Monday, May 25, 2009

I would really love to pick up that backpack, cover my eyes, point at a location on the departure board at the airport and fly off; without thinking twice. So often, thinking about it and doing it are 2 very different things. You have the courage to think, but when it comes to doing... you begin to doubt and all the little voices affects the outcome.

I just want to travel. When I'm tired, I just want to go back to my comfort zone. That simple, but yet... not that simple.

I finally worked out the to-do list in life, where I want to go, what I want to do. 99% of them couldn't be accomplish in Singapore. This kind of things drove me on at work everyday. Thinking about the coming ice dive or the trip to the end of the earth pushes me on.
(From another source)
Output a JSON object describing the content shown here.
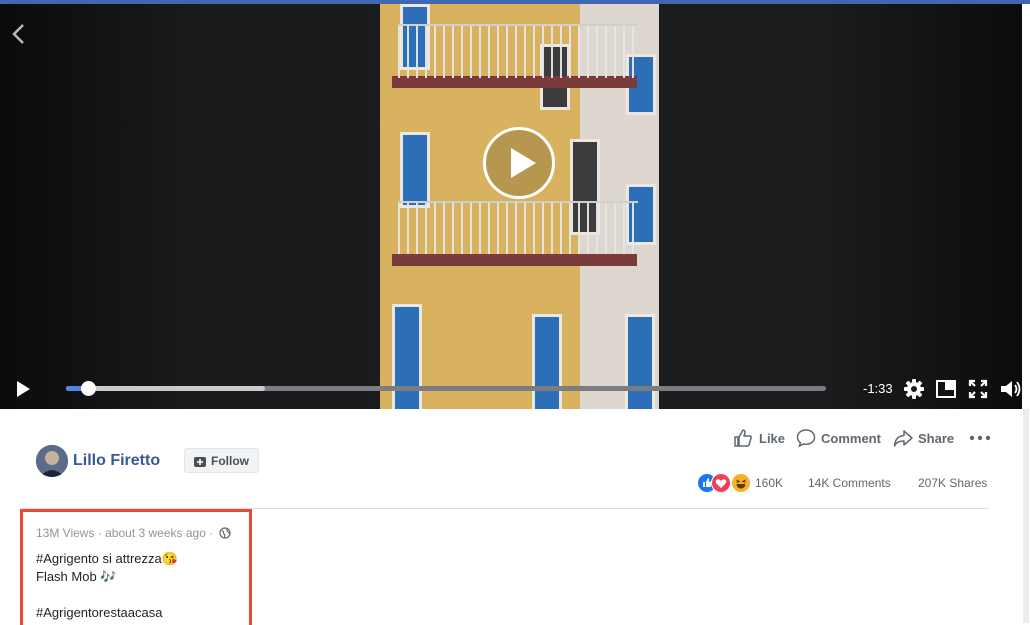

One day (but when?), I would be able to strike off all from the list.

I could really do with the trip last weekend. After all, I was asking for a getaway! Just when I agreed to go, damn... I forget I'm an illegal individual residing in Singapore now. Can't travel and technically, I'm stateless also. I'm praying that the high commission wouldn't make things difficult for me.

It crossed my mind that I should stay on at my current job. After all, it's a comfort zone. But then, is that really what I want? I clearly remembered the last thing I wanted was to stay on. Oh well, we'll see. Low chance of doing so.

You are my sunshine, my only sunshine. You make me happy when skies are gray... I could do with some sunshine now... I need to get away, anyone?